The first `m` diagonal entries correspond to row constraints, and the remaining `p` to column constraints. Please note that, in the reduced model, `S` is ignored: slack behavior is derived implicitly from block-wise marginal totals.

`M` : *array_like* of shape *(k, m * p)*, optional
A model matrix with entries in *{0, 1}*. Each row defines a linear restriction on the flattened solution matrix. The corresponding right-hand side values must be provided in `b_val`. This block is used to encode known cell values. Please note that, in the reduced model, `M` must be a unique row subset of an identity matrix (i.e., diagonal-only). Arbitrary or non-diagonal model matrices cannot be mapped to reduced blocks, making the model infeasible.

`b_row` : *array_like* of shape *(m,)*
Right-hand side vector of row totals. Please note that both `b_row` and `b_col` must be provided.

`b_col` : *array_like* of shape *(p,)*
Right-hand side vector of column totals.

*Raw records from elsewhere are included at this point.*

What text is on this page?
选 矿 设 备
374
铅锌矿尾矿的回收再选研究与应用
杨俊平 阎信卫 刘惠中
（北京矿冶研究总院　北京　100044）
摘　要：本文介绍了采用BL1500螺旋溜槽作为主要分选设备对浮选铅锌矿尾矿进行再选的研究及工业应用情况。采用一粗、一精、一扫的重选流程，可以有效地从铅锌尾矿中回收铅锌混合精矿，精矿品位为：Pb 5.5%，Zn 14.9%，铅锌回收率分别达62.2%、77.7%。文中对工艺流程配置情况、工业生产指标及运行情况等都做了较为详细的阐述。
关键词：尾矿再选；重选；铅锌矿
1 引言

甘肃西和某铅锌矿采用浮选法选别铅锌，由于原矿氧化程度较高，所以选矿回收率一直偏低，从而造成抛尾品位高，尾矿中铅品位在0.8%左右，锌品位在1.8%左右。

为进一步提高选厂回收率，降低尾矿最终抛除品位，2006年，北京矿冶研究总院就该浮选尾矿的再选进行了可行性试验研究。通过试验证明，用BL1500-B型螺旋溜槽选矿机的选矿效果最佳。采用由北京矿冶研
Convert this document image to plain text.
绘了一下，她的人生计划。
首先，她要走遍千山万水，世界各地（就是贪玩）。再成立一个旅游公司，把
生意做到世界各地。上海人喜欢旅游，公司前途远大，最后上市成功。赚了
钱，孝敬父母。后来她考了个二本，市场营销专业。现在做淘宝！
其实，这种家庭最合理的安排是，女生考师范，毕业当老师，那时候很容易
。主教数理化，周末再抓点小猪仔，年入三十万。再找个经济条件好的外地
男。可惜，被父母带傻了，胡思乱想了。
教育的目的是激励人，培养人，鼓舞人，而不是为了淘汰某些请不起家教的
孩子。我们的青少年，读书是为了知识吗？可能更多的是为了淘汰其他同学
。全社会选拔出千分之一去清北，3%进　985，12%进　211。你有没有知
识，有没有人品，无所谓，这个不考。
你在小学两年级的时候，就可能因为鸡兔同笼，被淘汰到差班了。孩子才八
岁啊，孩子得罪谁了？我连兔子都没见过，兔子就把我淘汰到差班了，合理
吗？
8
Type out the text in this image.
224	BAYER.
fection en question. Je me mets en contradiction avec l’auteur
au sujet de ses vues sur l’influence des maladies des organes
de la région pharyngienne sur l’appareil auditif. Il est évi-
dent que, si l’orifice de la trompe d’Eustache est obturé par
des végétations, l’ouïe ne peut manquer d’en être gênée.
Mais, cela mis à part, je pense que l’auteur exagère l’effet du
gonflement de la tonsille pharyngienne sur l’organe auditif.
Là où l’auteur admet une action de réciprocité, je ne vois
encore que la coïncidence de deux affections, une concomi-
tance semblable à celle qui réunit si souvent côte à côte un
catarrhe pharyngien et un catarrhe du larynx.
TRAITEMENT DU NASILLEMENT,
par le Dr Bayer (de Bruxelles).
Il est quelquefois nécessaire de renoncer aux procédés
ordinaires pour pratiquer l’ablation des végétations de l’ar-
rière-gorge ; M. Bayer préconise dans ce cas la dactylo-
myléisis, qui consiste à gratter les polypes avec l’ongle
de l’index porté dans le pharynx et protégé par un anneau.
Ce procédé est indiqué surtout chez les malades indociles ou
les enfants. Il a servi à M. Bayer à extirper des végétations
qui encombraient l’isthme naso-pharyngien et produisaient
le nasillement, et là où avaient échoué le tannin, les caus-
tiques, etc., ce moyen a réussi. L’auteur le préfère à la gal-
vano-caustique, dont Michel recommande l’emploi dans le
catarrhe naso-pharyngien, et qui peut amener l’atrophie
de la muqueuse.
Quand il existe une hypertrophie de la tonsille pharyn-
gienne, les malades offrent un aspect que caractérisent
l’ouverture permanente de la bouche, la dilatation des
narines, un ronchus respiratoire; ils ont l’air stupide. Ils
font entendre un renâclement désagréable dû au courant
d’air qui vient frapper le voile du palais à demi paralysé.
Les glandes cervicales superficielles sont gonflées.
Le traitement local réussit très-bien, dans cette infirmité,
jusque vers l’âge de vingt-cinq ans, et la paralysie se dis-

Please note that both `b_row` and `b_col` must be provided.

`b_val` : *array_like* of shape *(k,)*
Right-hand side vector of known cell values.

`i` : *int*, default = *1*
Number of row groups.

`j` : *int*, default = *1*
Number of column groups.

`zero_diagonal` : *bool*, default = *False*
If *True*, enforces the zero diagonal.

`reduced` : *tuple* of *(int, int)*, optional
Dimensions of the reduced problem. If specified, the problem is estimated as a set of reduced problems constructed from contiguous submatrices of the original table. For example, `reduced` = *(6, 6)* implies *5×5* data blocks with *1* slack row and *1* slack column each (edge blocks may be smaller).

`symmetric` : *bool*, default = *False*
If True, enforces symmetry of the estimated solution matrix as: x = 0.5 * (x + x.T)
Applies to TMPinvResult.x only. For TMPinvResult.model symmetry, add explicit symmetry constraints to M in a full-model solve instead of using this flag.

`bounds` : *sequence* of *(low, high)*, optional
Bounds on cell values. If a single tuple *(low, high)* is given, it is applied to all `m` * `p` cells. Example: *(0, None)*.

`replace_value` : *float* or *None*, default = *np.nan*
Final replacement value for any cell in the solution matrix that violates the specified bounds by more than the given tolerance.

`tolerance` : *float*, default = *square root of machine epsilon*
Convergence tolerance for bounds.

`iteration_limit` : *int*, default = *50*
Maximum number of iterations allowed in the refinement loop.

**CLSP Parameters:**

`r` : *int*, default = *1*
Number of refinement iterations for the pseudoinverse-based estimator.

`Z` : *np.ndarray* or *None*
A symmetric idempotent matrix (projector) defining the subspace for Bott–Duffin pseudoinversion. If *None*, the identity matrix is used, reducing the Bott–Duffin inverse to the Moore–Penrose case.

`final` : *bool*, default = *True*
If *True*, a convex programming problem is solved to refine `zhat`. The resulting solution `z` minimizes a weighted L1/L2 norm around `zhat` subject to `Az = b`.

`alpha` : *float*, *list[float]* or *None*, default = *None*
    Regularization parameter (weight) in the final convex program:
    - `α = 0`: Lasso (L1 norm)
    - `α = 1`: Tikhonov Regularization/Ridge (L2 norm)
    - `0 < α < 1`: Elastic Net
    If a scalar float is provided, that value is used after clipping to [0, 1].
    If a list/iterable of floats is provided, each candidate is evaluated via a full solve, and the α with the smallest NRMSE is selected.
    If None, α is chosen, based on an error rule: α = min(1.0, NRMSE_{α = 0} / (NRMSE_{α = 0} + NRMSE_{α = 1} + tolerance))

`*args`, `**kwargs` : optional
CVXPY arguments passed to the CVXPY solver.

**Returns:**
*TMPinvResult*

`TMPinvResult.full` : *bool*
Indicates if this result comes from the full (non-reduced) model.

`TMPinvResult.model` : *CLSP* or *list* of *CLSP*
A single CLSP object in the full model, or a list of CLSP objects for each reduced block in the reduced model.

`TMPinvResult.x` : *np.ndarray*
Final estimated solution matrix of shape *(m, p)*.

## Bibliography
Bolotov, I. (2025). CLSP: Linear Algebra Foundations of a Modular Two-Step Convex Optimization-Based Estimator for Ill-Posed Problems. *Mathematics*, *13*(21), 3476. [https://doi.org/10.3390/math13213476](https://doi.org/10.3390/math13213476)

## License

MIT License — see the [LICENSE](LICENSE) file.